The results are for 2013 and so do not reflect the coverage gains in 2014 resulting from the major ACA coverage provisions, which took effect on January 1 — namely, the Medicaid expansion and subsidized marketplace coverage.  But updated data from four independent surveys show substantial reductions in the number and percentage of uninsured in 2014, particularly among states taking up the Medicaid expansion.

Consistent with those independent surveys, the Centers for Disease Control and Prevention (CDC) today released preliminary survey results showing a 1.3 percentage-point decline in the uninsured rate between 2013 and the first quarter of 2014, reflecting a 3.8 million reduction in the number without health coverage.  CDC data that include the second quarter of 2014 (as some of the independent surveys cited above did) will likely show even larger coverage gains.

The CDC’s estimated 13.1 percent uninsured rate is the lowest since it began collecting these data in 1997.  (The CDC data are not directly comparable to the Census data cited above.)

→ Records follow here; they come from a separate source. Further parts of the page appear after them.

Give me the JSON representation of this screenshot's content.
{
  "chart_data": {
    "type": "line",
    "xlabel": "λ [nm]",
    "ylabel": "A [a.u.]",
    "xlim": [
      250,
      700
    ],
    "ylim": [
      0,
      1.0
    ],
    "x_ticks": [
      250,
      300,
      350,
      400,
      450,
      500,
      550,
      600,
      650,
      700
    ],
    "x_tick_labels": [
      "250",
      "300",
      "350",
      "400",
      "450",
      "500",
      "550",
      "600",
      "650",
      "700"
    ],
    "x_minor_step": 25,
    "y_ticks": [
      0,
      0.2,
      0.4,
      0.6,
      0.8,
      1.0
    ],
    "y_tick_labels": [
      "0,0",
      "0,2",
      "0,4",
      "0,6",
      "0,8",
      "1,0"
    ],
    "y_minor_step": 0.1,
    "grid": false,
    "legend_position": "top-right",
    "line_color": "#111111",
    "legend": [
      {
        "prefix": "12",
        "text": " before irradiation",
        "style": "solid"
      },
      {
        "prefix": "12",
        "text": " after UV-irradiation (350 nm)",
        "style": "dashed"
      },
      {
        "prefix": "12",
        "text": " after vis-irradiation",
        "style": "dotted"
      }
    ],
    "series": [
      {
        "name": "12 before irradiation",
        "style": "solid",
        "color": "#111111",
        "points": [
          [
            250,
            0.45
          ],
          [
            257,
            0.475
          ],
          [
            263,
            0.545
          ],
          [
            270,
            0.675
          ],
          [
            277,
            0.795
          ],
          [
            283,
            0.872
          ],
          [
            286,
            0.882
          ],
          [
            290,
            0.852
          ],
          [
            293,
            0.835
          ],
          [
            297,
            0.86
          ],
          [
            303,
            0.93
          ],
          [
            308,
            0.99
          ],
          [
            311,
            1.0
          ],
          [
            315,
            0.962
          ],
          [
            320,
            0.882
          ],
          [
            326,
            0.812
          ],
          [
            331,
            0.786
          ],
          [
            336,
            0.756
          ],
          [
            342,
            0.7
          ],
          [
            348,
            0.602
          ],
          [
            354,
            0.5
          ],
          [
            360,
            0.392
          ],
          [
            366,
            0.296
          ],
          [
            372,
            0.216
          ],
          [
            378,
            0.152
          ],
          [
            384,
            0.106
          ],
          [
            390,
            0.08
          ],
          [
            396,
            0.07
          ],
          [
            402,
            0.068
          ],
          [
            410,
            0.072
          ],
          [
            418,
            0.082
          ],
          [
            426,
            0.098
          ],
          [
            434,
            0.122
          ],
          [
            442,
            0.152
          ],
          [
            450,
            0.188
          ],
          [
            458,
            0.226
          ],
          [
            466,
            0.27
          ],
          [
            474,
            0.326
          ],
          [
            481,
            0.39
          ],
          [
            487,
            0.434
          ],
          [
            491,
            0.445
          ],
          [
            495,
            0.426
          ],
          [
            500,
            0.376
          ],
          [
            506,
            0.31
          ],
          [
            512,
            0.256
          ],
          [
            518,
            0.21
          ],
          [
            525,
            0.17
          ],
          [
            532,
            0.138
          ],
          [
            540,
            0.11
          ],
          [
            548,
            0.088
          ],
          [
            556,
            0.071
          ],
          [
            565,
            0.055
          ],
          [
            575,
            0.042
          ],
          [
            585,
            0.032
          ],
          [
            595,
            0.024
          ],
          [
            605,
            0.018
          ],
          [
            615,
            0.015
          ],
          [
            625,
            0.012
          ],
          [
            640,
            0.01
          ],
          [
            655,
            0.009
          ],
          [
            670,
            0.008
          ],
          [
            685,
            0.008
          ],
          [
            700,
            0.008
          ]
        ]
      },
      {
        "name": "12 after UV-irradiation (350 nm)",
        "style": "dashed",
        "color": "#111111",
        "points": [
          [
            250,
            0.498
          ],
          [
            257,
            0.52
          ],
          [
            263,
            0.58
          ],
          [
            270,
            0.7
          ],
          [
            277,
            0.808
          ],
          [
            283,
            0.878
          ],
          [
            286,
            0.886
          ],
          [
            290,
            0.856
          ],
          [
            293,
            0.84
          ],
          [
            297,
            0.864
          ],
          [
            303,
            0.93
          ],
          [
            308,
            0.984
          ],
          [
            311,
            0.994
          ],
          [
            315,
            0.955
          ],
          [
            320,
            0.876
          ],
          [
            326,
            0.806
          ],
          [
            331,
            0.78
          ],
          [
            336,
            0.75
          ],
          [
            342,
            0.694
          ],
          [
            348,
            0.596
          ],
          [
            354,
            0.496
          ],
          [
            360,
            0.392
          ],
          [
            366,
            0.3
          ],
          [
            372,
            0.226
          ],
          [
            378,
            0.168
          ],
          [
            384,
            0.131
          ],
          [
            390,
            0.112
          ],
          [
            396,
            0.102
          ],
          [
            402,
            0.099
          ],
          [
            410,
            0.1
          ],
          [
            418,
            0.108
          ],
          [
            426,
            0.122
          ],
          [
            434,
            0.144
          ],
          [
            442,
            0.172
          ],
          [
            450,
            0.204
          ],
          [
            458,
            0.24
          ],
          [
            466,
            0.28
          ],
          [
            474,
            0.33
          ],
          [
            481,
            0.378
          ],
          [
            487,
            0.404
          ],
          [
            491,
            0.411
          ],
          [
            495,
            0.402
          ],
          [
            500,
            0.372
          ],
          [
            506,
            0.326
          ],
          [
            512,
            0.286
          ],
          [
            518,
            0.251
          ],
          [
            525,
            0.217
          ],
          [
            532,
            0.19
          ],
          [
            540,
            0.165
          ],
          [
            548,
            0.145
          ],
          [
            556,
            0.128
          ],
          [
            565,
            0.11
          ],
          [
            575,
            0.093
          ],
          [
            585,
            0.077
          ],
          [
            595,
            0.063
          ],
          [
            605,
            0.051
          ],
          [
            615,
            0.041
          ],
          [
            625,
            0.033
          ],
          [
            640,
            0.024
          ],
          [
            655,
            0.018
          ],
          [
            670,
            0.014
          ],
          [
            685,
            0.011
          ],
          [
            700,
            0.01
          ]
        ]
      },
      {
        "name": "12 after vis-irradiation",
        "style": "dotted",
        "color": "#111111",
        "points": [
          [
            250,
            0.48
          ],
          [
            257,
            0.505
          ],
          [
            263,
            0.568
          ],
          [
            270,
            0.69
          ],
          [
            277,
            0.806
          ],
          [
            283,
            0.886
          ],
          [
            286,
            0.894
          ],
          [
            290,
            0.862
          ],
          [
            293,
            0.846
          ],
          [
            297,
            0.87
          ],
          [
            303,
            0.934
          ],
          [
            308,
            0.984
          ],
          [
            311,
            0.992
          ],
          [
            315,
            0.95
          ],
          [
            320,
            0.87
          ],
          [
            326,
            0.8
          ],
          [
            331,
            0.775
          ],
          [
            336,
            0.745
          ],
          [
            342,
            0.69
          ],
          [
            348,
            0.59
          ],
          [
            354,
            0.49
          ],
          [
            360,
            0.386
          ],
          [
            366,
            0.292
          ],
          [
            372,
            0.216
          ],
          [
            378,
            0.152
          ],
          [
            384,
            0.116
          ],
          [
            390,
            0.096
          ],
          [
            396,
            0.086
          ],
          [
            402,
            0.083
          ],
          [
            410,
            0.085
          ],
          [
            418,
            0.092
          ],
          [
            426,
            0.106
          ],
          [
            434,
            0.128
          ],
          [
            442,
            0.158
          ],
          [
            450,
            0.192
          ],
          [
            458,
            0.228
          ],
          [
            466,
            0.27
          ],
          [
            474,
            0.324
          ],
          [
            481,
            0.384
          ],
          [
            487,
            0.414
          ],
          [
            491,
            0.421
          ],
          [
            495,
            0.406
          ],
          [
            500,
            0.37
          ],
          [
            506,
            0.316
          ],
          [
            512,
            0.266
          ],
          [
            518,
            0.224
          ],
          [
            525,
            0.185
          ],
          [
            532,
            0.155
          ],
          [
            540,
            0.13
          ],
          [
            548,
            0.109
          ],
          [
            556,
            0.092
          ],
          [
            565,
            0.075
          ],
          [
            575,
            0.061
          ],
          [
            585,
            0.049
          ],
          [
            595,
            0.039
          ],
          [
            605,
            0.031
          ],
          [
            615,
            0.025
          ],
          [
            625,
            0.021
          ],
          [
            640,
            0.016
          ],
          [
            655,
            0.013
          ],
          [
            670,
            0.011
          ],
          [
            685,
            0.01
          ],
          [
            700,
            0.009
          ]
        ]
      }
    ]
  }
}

Causes of Food Insecurity Go Well Beyond Low Incomes

September 16, 2014 at 10:37 am

With about 1 in 5 children (and 1 in 7 Americans overall) living in households where someone has trouble affording adequate food at some point during the year, a Brookings Institution report released yesterday reviews research findings on the causes of food insecurity among children and the effectiveness of policies to address it.  Not surprisingly, the report finds that families with low incomes are more likely to be food insecure.  But it also finds that other factors, such as the health of  caregivers and access to stable housing and child care, can influence children’s food insecurity — findings with important lessons for policymakers.

“[E]ven when income and other risk factors are accounted for, adult caregivers’ mental and physical health play a central role in children’s food security,” explains the report’s authors, the University of Illinois’ Craig Gundersen and the University of Kentucky’s James P. Ziliak.  Caregivers in food-insecure households were more likely to report physical and mental health problems, such as depression and substance abuse, than caregivers in food-secure households.

Other factors affecting food insecurity include child-care arrangements — children attending a child-care center were less likely to be food insecure than other children — lack of stable housing, and income instability, the report found.

In examining how well food assistance programs fight food insecurity, the report states, “in most studies, SNAP [i.e., food stamp] participation leads to substantial reductions in food insecurity.”  While SNAP recipients usually have higher rates of food insecurity than other low-income households, that’s because people often apply for SNAP in response to food insecurity, the report explains.

In a panel discussion after the report’s release, CBPP President Robert Greenstein cited its implications for policies in a number of areas, from health reform’s Medicaid expansion to providing more adequate child care funding.  For example, in the median state that hasn’t adopted the Medicaid expansion, a mother loses Medicaid eligibility when her income rises above just 47 percent of the poverty line; expanding Medicaid would enable these states to expand access to health care, potentially reducing food insecurity in households with children.